Labour hailed a slim victory by Lisa Forbes, who won 10,484 votes, beating the bookmakers’ favourite, the Brexit Party, into second with 9,801 votes. May’s Conservatives came third with 7,243 votes.
“This result shows that in spite of the divisions and deadlock over Brexit, when it comes to a vote on the issues that directly affect people’s lives, Labour’s case for real change has strong support across the country,” said Corbyn.
“In this key seat, the Conservatives have been pushed to the margins.”
The Peterborough election was triggered when Labour’s Fiona Onasanya became the first member of parliament to be ousted in a recall petition, after she was jailed for lying about a speeding offence. She had won the seat from the Conservatives in 2017’s general election with a majority of just 607 votes.
Labour’s success was largely due to a large ground campaign to get the vote out - something Farage said his party could not match because it had only been in existence for eight weeks.
He instead turned his ire on the Conservatives, and warned if voters did not back his party at future elections, they would be laying the ground for a Corbyn government.
“There are now seats like this over the country where Conservative voters are going to start to realise that if you vote Conservative you’re going to finish up with a Corbyn government,” he told BBC radio.
“If we don’t leave and leave with a clean Brexit on the 31st of October, the Brexit Party will power on.”
Almost three years since Britain voted 52% to 48% to leave the European Union, lawmakers remain at loggerheads over how, when or even whether to leave the EU.
May is quitting after failing to get her Brexit deal approved and the prospect of a “no-deal” exit has become central to the battle to replace her, with the success of Farage’s party pressing them to strike tough lines on Britain’s departure.
Boris Johnson, the frontrunner to replace May, said the rise of the Brexit Party could open the door to a Corbyn government. “Conservatives must deliver Brexit by 31st October or we risk Brexit Party votes delivering Corbyn to No 10,” he said on Twitter.
The Brexit Party, launched in April, swept to victory in the European Parliament election in Britain last month, riding a wave of anger over May’s failure to deliver Brexit on time.
But Labour’s successful campaign to get its vote out in Peterborough, which backed Brexit by 61% to 39% in the 2016 referendum, foiled its bid to win a first seat in the British parliament.
“Despite differing opinions across our city, the fact that the Brexit Party have been rejected here in Peterborough shows that the politics of division will not win,” Labour’s Forbes said in her victory speech.
Forbes, a remain supporter, said May’s successor should restart government talks with Corbyn that failed to find a way through the deadlock on Brexit.
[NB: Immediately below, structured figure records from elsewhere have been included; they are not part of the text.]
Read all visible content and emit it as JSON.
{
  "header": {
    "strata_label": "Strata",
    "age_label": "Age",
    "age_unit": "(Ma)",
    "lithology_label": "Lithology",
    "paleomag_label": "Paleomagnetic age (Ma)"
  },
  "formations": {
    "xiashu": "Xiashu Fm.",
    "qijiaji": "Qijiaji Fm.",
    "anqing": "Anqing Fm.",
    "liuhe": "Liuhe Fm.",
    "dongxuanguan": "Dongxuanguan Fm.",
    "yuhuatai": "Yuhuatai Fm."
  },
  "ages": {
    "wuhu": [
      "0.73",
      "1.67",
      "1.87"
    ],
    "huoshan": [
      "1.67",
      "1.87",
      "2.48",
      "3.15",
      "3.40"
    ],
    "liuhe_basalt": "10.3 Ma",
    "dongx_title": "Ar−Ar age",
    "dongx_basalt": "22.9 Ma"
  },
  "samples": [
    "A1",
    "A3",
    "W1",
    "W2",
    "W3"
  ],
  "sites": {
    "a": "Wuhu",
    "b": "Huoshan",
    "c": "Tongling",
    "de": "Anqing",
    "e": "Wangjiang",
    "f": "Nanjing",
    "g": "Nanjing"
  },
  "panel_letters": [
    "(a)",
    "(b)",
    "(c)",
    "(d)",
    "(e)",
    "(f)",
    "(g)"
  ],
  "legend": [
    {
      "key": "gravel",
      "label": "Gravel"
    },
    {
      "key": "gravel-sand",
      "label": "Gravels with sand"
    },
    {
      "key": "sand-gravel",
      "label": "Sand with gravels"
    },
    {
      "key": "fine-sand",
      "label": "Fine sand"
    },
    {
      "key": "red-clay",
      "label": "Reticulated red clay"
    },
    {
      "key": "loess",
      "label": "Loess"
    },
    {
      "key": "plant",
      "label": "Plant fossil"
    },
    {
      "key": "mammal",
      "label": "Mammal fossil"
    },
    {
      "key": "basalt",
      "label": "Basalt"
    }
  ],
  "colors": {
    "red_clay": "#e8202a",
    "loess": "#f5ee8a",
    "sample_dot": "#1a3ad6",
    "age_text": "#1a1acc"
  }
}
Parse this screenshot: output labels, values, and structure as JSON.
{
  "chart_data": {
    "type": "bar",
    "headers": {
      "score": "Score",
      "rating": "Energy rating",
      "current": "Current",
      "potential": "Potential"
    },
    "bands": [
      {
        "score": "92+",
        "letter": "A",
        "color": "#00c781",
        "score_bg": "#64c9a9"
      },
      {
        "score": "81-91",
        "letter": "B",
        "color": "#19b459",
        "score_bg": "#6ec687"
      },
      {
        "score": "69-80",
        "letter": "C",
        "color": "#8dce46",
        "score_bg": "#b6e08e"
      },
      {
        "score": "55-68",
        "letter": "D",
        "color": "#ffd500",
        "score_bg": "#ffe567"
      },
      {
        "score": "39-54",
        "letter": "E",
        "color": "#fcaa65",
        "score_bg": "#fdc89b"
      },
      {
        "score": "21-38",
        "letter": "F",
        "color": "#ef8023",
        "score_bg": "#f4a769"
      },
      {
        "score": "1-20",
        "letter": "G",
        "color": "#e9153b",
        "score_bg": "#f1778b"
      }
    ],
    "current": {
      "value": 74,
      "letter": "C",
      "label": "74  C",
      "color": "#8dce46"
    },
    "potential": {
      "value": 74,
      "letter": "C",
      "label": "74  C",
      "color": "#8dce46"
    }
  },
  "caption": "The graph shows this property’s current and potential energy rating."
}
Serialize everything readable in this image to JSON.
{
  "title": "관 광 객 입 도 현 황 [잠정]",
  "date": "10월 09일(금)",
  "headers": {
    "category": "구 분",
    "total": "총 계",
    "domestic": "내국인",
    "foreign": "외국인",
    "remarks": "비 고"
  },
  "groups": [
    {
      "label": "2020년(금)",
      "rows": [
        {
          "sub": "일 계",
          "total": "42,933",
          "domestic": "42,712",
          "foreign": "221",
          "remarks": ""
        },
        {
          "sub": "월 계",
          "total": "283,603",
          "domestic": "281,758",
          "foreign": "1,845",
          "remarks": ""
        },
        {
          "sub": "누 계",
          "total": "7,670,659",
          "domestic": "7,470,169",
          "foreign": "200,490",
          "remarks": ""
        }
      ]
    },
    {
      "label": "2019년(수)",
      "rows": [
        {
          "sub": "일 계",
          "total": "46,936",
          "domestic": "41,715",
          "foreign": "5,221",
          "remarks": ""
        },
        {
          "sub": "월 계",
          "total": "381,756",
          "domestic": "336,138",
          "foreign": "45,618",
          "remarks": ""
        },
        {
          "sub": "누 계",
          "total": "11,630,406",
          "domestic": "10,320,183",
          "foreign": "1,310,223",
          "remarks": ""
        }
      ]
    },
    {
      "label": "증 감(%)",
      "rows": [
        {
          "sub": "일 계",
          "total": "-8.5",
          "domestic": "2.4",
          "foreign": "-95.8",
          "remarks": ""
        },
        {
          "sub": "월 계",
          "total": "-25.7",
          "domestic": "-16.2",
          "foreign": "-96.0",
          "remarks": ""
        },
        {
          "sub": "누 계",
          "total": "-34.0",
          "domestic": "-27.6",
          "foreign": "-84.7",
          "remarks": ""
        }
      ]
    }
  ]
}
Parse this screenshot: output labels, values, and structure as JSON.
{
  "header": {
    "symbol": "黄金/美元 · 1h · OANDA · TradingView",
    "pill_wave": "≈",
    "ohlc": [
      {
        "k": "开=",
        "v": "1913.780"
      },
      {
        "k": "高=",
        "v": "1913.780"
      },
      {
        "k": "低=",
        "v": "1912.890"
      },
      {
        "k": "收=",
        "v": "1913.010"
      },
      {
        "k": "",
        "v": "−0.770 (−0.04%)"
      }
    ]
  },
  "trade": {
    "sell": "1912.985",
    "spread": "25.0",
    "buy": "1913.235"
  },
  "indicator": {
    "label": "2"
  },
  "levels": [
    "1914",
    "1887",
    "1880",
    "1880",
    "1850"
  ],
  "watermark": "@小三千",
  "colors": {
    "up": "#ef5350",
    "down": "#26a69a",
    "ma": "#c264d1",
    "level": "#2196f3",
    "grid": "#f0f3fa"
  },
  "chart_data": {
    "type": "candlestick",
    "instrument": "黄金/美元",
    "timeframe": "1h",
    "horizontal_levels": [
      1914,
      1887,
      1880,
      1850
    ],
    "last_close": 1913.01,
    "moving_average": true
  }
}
Labour, which along with the Conservatives saw its support slump at the European elections as voters expressed their frustration over the Brexit deadlock, is divided over whether to unequivocally support holding a second referendum.
Corbyn has so far only said the option of another Brexit vote should be kept on the table, along with a national election. The prospect poses a dilemma as many of the party’s supporters backed Brexit.